Le ministre de l'Information Mustafa Barghouti a expliqué samedi qu'un centre opérationnel sera mis en place pour l'ensemble des forces de sécurité. Le président de l'Autorité palestinienne Mahmoud Abbas doit annoncer la création d'un nouveau Conseil de sécurité nationale d'ici deux jours, a poursuivi le ministre.
Le Premier ministre palestinien Ismaïl Haniyeh, du Hamas, le conseiller à la sécurité d'Abbas et homme fort du Fatah Mohammed Dahlan, feront notamment partie de ce conseil, aux côtés de personnalités indépendantes.

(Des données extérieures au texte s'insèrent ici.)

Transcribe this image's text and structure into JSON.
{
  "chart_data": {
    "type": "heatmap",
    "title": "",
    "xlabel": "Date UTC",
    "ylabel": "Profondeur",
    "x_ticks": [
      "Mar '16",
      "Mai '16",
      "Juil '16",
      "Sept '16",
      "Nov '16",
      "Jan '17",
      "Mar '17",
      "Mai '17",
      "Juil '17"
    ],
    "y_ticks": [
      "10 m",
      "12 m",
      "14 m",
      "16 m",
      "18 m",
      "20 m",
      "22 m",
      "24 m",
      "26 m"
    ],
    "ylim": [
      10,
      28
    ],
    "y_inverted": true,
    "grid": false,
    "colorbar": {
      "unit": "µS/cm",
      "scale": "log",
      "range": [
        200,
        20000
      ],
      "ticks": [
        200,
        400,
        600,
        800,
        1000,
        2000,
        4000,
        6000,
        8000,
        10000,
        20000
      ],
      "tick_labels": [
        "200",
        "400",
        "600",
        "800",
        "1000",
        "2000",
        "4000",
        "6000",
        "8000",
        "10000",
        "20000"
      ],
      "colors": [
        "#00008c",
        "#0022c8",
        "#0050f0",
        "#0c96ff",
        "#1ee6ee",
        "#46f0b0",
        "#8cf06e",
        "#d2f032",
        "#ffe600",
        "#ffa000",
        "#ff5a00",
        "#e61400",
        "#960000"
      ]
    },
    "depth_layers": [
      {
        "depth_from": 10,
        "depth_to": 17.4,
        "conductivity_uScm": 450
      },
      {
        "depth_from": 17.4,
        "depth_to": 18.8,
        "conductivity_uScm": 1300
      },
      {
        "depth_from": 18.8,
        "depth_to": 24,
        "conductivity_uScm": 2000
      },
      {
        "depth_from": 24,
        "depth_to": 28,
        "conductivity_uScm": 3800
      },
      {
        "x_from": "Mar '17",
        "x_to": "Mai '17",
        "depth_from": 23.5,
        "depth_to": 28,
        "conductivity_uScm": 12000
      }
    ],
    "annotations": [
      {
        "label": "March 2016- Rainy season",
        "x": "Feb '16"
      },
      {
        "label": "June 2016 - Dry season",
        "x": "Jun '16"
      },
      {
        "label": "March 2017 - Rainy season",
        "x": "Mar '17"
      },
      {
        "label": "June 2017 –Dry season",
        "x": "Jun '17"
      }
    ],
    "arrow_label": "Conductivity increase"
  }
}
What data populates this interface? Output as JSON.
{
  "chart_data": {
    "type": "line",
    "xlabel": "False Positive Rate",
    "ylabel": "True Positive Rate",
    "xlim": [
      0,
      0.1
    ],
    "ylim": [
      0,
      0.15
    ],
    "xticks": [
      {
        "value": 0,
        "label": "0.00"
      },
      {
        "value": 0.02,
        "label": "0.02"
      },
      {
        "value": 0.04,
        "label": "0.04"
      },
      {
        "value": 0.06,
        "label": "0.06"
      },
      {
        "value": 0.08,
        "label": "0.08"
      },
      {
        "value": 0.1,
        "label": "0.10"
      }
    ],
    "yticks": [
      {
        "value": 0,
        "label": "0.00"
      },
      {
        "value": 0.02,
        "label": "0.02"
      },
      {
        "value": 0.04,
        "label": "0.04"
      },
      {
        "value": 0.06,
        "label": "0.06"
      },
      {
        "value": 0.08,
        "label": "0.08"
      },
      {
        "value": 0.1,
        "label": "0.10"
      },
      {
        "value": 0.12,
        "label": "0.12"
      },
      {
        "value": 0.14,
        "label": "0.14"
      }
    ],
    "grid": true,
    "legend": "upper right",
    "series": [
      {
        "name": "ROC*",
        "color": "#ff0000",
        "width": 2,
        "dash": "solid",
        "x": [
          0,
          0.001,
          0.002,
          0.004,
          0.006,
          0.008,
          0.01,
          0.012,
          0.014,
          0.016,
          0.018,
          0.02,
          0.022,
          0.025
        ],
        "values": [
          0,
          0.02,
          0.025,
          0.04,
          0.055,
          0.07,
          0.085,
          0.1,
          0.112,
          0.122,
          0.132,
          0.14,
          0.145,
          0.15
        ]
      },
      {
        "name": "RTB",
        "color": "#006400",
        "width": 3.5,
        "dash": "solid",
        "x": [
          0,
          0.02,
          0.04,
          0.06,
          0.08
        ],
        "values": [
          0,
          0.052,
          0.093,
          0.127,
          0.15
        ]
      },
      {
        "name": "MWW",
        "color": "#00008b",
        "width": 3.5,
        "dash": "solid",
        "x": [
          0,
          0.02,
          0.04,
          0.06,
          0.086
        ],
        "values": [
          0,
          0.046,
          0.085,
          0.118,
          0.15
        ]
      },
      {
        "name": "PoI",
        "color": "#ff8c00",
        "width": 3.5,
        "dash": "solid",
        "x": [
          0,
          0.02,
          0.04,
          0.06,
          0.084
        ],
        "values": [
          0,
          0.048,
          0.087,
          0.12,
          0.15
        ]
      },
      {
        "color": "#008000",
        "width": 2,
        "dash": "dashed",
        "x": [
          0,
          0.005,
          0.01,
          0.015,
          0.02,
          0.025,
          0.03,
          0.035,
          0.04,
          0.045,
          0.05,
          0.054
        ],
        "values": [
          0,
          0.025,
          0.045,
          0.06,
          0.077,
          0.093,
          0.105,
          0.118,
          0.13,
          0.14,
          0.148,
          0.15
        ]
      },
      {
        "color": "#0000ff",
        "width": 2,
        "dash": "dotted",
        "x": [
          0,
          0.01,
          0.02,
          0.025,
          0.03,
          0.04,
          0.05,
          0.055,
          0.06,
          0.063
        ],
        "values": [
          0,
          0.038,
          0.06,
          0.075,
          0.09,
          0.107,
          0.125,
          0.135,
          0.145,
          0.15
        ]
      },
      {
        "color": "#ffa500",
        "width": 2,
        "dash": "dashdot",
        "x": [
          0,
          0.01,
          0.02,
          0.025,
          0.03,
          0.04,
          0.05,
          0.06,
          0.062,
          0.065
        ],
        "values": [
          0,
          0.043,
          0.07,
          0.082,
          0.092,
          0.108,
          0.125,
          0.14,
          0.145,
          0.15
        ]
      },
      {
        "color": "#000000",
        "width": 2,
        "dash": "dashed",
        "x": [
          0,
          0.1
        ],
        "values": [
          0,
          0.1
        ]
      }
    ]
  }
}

Le ministre de l'Education Nasser Shaer, issu du Hamas, a sous-entendu que les forces de sécurité ne chercheraient pas la confrontation avec les hommes armés du Hamas et du Fatah. Au mieux, les autorités demanderont aux factions de ne pas faire étalage de leurs armes en public. "Nous avons besoin d'un accord avec les factions pour cesser les démonstrations militaires", a-t-il dit.
Des plans similaires ont été lancés dans le passé, sans succès. Le ministre a souligné que celui-ci pourrait fonctionner car les deux mouvements le soutiennent.